Clegg sees silver lining in referendum campaign

Nick Clegg accentuates the positive
Nick Clegg accentuates the positive

By Alex Stevenson

The alternative vote referendum has helped 'amplify' the differences between the coalition parties, Nick Clegg has claimed.

The deputy prime minister's comments come as the campaign, characterised by partisan threats and accusations which have destabilised the coalition, enters its final stages.

Two major rallies are taking place today which will see the 'yes' and 'no' camps reiterate their attacks against each other's credibility and underline the political nature of the campaigns.


Mr Clegg told the Today programme he had expected the argument - "perhaps naively with hindsight" - would not have been one "waged by politicians sitting in radio and television studios".

Instead it has seen the deputy prime minister singled out as a reason to vote 'no' because of his decisions to renege on promises made before the 2010 general election.

"If this referendum has dramatised or amplified the fact this coalition government is composed of different parties, and the Liberal Democrats are the progressive party in this arrangement, I don't think that's a bad thing in the long-run," Mr Clegg said.

"The first phase of this coalition government, as we were taking really difficult decisions on the deficit and so on, required a collective discipline, but that over time inevitably the different character of these two parties would come out in the wash a bit more."

He suggested his Conservative party colleagues in government had sought to defend the current first-past-the-post system because they wanted to protect the system which benefits them the most.

"This is a party that has long believed in choice and competition in the economy and so forth," Mr Clegg added.

"I don't for the life of me understand why they now want to resist a simple change that would give people more choice."

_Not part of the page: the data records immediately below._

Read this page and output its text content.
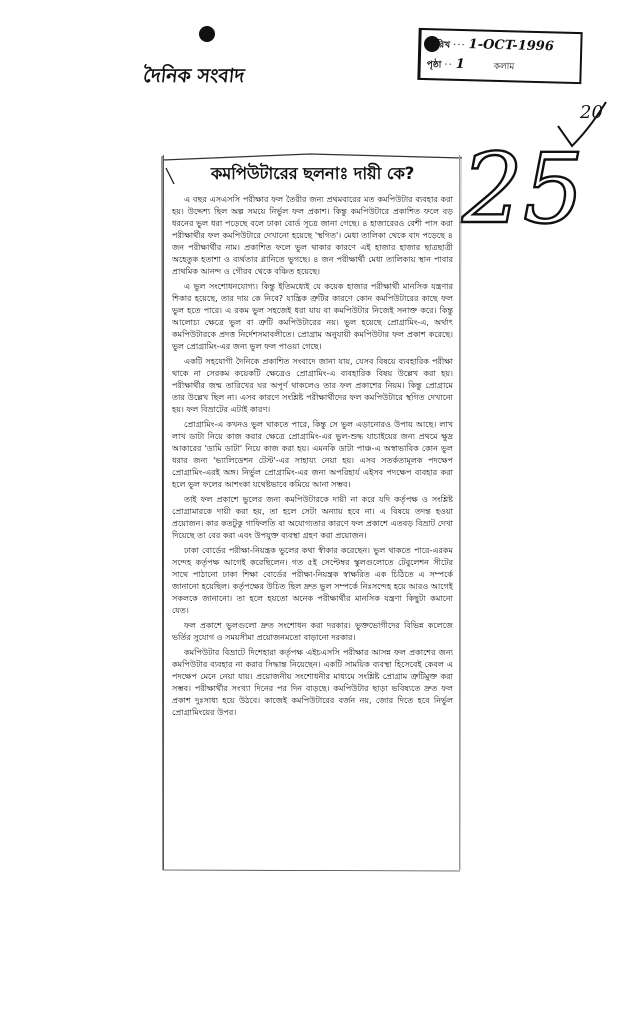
দৈনিক সংবাদ
তারিখ ··· 1-OCT-1996
পৃষ্ঠা ·· 1	কলাম
20
25
কমপিউটারের ছলনাঃ দায়ী কে?

এ বছর এসএসসি পরীক্ষার ফল তৈরীর জন্য প্রথমবারের মত কমপিউটার ব্যবহার করা হয়। উদ্দেশ্য ছিল অল্প সময়ে নির্ভুল ফল প্রকাশ। কিন্তু কমপিউটারে প্রকাশিত ফলে বড় ধরনের ভুল ধরা পড়েছে বলে ঢাকা বোর্ড সূত্রে জানা গেছে। ৪ হাজারেরও বেশী পাস করা পরীক্ষার্থীর ফল কমপিউটারে দেখানো হয়েছে 'স্থগিত'। মেধা তালিকা থেকে বাদ পড়েছে ৪ জন পরীক্ষার্থীর নাম। প্রকাশিত ফলে ভুল থাকার কারণে এই হাজার হাজার ছাত্রছাত্রী অহেতুক হতাশা ও ব্যর্থতার গ্লানিতে ভুগছে। ৪ জন পরীক্ষার্থী মেধা তালিকায় স্থান পাবার প্রাথমিক আনন্দ ও গৌরব থেকে বঞ্চিত হয়েছে।

এ ভুল সংশোধনযোগ্য। কিন্তু ইতিমধ্যেই যে কয়েক হাজার পরীক্ষার্থী মানসিক যন্ত্রণার শিকার হয়েছে, তার দায় কে নিবে? যান্ত্রিক ত্রুটির কারণে কোন কমপিউটারের কাছে ফল ভুল হতে পারে। এ রকম ভুল সহজেই ধরা যায় বা কমপিউটার নিজেই সনাক্ত করে। কিন্তু আলোচ্য ক্ষেত্রে ভুল বা ত্রুটি কমপিউটারের নয়। ভুল হয়েছে প্রোগ্রামিং-এ, অর্থাৎ কমপিউটারকে প্রদত্ত নির্দেশসমাবলীতে। প্রোগ্রাম অনুযায়ী কমপিউটার ফল প্রকাশ করেছে। ভুল প্রোগ্রামিং-এর জন্য ভুল ফল পাওয়া গেছে।

একটি সহযোগী দৈনিকে প্রকাশিত সংবাদে জানা যায়, যেসব বিষয়ে ব্যবহারিক পরীক্ষা থাকে না সেরকম কয়েকটি ক্ষেত্রেও প্রোগ্রামিং-এ ব্যবহারিক বিষয় উল্লেখ করা হয়। পরীক্ষার্থীর জন্ম তারিখের ঘর অপূর্ণ থাকলেও তার ফল প্রকাশের নিয়ম। কিন্তু প্রোগ্রামে তার উল্লেখ ছিল না। এসব কারণে সংশ্লিষ্ট পরীক্ষার্থীদের ফল কমপিউটারে স্থগিত দেখানো হয়। ফল বিভ্রাটের এটাই কারণ।

প্রোগ্রামিং-এ কখনও ভুল থাকতে পারে, কিন্তু সে ভুল এড়ানোরও উপায় আছে। লাখ লাখ ডাটা নিয়ে কাজ করার ক্ষেত্রে প্রোগ্রামিং-এর ভুল-শুদ্ধ যাচাইয়ের জন্য প্রথমে ক্ষুদ্র আকারের 'ডামি ডাটা' নিয়ে কাজ করা হয়। এমনকি ডাটা পাঞ্চ-এ অস্বাভাবিক কোন ভুল ধরার জন্য 'ভ্যালিডেশন টেস্ট'-এর সাহায্য নেয়া হয়। এসব সতর্কতামূলক পদক্ষেপ প্রোগ্রামিং-এরই অঙ্গ। নির্ভুল প্রোগ্রামিং-এর জন্য অপরিহার্য এইসব পদক্ষেপ ব্যবহার করা হলে ভুল ফলের আশংকা যথেষ্টভাবে কমিয়ে আনা সম্ভব।

তাই ফল প্রকাশে ভুলের জন্য কমপিউটারকে দায়ী না করে যদি কর্তৃপক্ষ ও সংশ্লিষ্ট প্রোগ্রামারকে দায়ী করা হয়, তা হলে সেটা অন্যায় হবে না। এ বিষয়ে তদন্ত হওয়া প্রয়োজন। কার কতটুকু গাফিলতি বা অযোগ্যতার কারণে ফল প্রকাশে এতবড় বিভ্রাট দেখা দিয়েছে তা বের করা এবং উপযুক্ত ব্যবস্থা গ্রহণ করা প্রয়োজন।

ঢাকা বোর্ডের পরীক্ষা-নিয়ন্ত্রক ভুলের কথা স্বীকার করেছেন। ভুল থাকতে পারে-এরকম সন্দেহ কর্তৃপক্ষ আগেই করেছিলেন। গত ৫ই সেপ্টেম্বর স্কুলগুলোতে টেবুলেশন সীটের সাথে পাঠানো ঢাকা শিক্ষা বোর্ডের পরীক্ষা-নিয়ন্ত্রক স্বাক্ষরিত এক চিঠিতে এ সম্পর্কে জানানো হয়েছিল। কর্তৃপক্ষের উচিত ছিল দ্রুত ভুল সম্পর্কে নিঃসন্দেহ হয়ে আরও আগেই সকলকে জানানো। তা হলে হয়তো অনেক পরীক্ষার্থীর মানসিক যন্ত্রণা কিছুটা কমানো যেত।

ফল প্রকাশে ভুলগুলো দ্রুত সংশোধন করা দরকার। ভুক্তভোগীদের বিভিন্ন কলেজে ভর্তির সুযোগ ও সময়সীমা প্রয়োজনমতো বাড়ানো দরকার।

কমপিউটার বিভ্রাটে দিশেহারা কর্তৃপক্ষ এইচএসসি পরীক্ষার আসন্ন ফল প্রকাশের জন্য কমপিউটার ব্যবহার না করার সিদ্ধান্ত নিয়েছেন। একটি সাময়িক ব্যবস্থা হিসেবেই কেবল এ পদক্ষেপ মেনে নেয়া যায়। প্রয়োজনীয় সংশোধনীর মাধ্যমে সংশ্লিষ্ট প্রোগ্রাম ত্রুটিমুক্ত করা সম্ভব। পরীক্ষার্থীর সংখ্যা দিনের পর দিন বাড়ছে। কমপিউটার ছাড়া ভবিষ্যতে দ্রুত ফল প্রকাশ দুঃসাধ্য হয়ে উঠবে। কাজেই কমপিউটারের বর্জন নয়, জোর দিতে হবে নির্ভুল প্রোগ্রামিংয়ের উপর।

Speaking on the same programme, prime minister David Cameron insisted he was "proud" of the Conservative 'no' campaign.

But he was careful to differentiate this from the wider 'no' campaign, which has faced accusations of outright lying from some quarters.

He said first-past-the-post was "simple", "fair" and "decisive", adding that "I believe it is fair for this reason: if you go to an alternative vote system you start counting some people's votes more than once".

The prime minister said the coalition government was functioning smoothly despite the tensions triggered by the alternative vote referendum.

"This was always going to be a difficult moment with the two parties on different sides of a referendum campaign," he said.

The emergency Cobra meeting taking place in the wake of Osama bin Laden's death demonstrated that Tories and the Lib Dems were able to continue working together "to keep the country safe from terrorism", however.

"We are being a very cohesive and strong government," Mr Cameron added.

Opinion polls suggest the prime minister is likely to emerge victorious after voting this Thursday.

Mr Clegg, who had backed proportional representation before the general election, hinted that another referendum could take place in a future parliament.

"This is not a stepping stone to perpetual Maoist revolution," he said.

"This is the choice we've got. It's the choice for this parliament during which this government is in power. What future parliaments do, of different parties perhaps, is entirely up to them."